If you walk into a church where most of the hair is gray, where the sanctuary is much too large for the congregation, and those who sit in the pews are scattered all over the church, sitting where they have sat for many years, chances are that this church has an inward focus. If you’re looking for a church where the people love and care for one another, this is it. They may even do some good ministries that care for people outside the walls of the church; but somehow they haven’t learned to connect with people in the community—at least not enough to get them to come to church. The worship and Bible study meet the needs of the people in this church. The fellowship inside the church is warm and friendly, and guests who find their way inside the church are welcome, just not sought after or pursued.
That quote is from a book I recently read called Reaching People Under 40 While Keeping People Over 60: Being Church for All Generations. Great title. Excellent observations. Many of the author’s conclusions are suspect.
God has called local churches to be churches for all ages. Our churches should have thriving children’s ministries. Our churches should have dynamic youth groups. Our churches should have young parents and old parents and grandparents and evangelistic, excited Senior Saints. Our churches should look like many of our families do at reunion time—great-grandma enjoys things as much as the children running around her walker. But if that’s what God has called our local churches to look like, why don’t we? Why do many of our churches look exactly like the description above? Could we be too inwardly focused?

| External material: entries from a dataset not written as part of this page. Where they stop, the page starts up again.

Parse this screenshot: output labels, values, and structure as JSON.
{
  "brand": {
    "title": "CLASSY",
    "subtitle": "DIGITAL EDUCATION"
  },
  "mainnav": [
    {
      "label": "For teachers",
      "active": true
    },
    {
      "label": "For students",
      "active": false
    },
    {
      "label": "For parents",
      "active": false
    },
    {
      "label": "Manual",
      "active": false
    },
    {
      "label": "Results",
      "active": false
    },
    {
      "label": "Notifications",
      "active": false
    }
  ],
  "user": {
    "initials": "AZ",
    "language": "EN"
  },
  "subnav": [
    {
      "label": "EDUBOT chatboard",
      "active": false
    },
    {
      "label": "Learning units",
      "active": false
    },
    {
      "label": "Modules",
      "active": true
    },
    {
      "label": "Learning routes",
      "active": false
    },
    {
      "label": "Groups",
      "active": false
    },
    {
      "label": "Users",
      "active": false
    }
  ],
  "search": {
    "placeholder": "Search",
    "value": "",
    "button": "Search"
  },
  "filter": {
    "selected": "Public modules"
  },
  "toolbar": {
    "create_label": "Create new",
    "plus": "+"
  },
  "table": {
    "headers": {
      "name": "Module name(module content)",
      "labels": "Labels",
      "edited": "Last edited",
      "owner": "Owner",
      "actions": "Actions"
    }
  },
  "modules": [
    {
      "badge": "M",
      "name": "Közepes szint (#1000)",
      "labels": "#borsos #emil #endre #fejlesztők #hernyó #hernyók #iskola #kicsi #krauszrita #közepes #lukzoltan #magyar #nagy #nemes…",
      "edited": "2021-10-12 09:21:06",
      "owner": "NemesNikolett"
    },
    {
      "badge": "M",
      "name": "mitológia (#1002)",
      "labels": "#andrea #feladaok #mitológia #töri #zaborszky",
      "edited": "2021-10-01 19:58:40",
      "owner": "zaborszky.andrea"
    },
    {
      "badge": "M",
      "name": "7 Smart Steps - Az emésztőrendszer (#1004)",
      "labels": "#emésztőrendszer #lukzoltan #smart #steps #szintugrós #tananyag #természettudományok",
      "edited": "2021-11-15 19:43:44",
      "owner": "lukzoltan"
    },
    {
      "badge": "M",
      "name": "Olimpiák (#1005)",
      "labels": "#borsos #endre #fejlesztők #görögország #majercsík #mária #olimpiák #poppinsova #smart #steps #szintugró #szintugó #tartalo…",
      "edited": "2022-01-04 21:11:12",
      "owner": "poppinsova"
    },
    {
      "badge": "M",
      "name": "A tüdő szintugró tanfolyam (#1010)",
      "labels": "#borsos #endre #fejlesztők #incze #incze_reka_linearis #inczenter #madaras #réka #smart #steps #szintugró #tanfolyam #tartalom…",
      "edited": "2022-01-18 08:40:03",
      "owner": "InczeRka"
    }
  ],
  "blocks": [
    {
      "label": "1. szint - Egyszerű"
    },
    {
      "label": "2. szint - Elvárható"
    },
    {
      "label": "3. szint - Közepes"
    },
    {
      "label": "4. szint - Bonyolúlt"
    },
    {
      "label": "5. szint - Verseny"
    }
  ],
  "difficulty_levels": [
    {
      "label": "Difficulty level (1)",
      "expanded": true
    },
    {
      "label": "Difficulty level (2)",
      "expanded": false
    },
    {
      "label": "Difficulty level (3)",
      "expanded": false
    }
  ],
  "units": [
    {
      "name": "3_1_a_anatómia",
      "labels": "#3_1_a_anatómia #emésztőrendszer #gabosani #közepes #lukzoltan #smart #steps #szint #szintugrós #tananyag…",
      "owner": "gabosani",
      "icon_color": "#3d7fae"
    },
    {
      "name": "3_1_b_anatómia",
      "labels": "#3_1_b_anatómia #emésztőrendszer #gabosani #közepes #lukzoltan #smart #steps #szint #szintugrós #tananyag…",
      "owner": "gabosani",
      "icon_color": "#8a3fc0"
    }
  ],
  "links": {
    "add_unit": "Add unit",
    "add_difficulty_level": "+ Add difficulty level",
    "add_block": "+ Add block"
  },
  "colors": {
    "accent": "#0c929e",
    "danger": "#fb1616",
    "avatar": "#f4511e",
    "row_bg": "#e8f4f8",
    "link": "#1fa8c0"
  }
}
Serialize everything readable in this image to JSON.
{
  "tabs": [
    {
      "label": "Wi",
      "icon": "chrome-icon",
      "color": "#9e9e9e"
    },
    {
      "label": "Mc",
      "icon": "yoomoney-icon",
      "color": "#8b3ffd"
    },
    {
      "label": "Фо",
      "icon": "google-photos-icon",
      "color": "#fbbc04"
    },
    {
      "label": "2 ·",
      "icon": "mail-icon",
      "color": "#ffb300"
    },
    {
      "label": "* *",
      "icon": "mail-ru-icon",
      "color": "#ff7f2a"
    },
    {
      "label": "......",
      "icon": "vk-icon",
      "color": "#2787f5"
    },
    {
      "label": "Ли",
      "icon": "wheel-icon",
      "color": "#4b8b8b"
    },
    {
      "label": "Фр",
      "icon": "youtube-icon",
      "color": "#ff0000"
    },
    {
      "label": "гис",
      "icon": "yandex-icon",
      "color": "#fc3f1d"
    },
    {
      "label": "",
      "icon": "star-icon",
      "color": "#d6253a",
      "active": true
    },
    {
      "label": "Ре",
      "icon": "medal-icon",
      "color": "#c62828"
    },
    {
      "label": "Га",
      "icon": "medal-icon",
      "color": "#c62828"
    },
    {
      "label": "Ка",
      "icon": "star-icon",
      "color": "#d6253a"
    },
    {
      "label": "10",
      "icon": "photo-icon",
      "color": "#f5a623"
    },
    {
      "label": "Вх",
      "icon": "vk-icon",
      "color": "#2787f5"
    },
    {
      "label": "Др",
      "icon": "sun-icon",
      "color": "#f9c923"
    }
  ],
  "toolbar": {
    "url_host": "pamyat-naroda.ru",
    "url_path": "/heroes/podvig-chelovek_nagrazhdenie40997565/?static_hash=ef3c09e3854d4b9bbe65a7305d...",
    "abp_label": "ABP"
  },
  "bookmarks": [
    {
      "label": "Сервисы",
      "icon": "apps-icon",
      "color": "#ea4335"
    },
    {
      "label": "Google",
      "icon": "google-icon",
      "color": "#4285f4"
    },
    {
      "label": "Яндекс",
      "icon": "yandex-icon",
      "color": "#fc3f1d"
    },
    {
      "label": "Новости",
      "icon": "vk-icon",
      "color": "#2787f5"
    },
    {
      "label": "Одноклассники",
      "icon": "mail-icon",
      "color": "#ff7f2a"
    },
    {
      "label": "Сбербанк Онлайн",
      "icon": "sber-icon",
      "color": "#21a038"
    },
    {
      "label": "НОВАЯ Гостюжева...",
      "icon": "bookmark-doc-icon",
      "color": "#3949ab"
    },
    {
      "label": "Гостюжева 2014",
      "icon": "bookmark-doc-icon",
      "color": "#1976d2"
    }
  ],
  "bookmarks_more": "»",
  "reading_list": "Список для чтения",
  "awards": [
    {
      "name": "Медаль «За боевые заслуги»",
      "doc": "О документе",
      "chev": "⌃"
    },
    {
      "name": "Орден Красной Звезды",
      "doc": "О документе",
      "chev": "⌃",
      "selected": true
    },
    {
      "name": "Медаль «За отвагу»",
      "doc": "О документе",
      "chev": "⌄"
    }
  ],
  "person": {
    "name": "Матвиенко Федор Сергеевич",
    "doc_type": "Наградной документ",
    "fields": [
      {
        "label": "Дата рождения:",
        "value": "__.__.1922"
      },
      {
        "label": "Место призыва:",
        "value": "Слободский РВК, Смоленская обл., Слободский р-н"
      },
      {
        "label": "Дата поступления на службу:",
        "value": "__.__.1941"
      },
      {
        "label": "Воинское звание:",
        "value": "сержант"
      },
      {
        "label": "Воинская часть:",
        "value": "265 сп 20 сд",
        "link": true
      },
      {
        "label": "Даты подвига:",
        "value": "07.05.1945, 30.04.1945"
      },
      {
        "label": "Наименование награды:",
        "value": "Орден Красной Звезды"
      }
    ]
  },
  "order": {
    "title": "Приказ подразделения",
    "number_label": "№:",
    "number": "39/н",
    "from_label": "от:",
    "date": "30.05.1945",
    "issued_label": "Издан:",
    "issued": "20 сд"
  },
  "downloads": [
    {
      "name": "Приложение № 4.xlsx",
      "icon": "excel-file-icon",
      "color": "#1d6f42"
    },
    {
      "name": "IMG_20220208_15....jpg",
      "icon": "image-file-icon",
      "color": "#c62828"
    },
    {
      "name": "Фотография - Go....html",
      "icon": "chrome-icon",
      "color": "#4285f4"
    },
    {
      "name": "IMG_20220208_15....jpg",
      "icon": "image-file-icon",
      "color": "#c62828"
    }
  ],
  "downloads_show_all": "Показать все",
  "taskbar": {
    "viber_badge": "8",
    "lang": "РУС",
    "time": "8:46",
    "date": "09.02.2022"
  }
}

In many of our churches, we love each other and have wonderful fellowship inside our walls. Isn’t it time for us to carry that same love and fellowship out into our communities? That’s not something that can come from pastors and staff. It’s not something that can come from elders. It’s not something that can come from deacons. It’s not something that can come from a plan or a program or a committee. It’s only something that can come from each and every member. God has called us to do it—will we fulfill our call?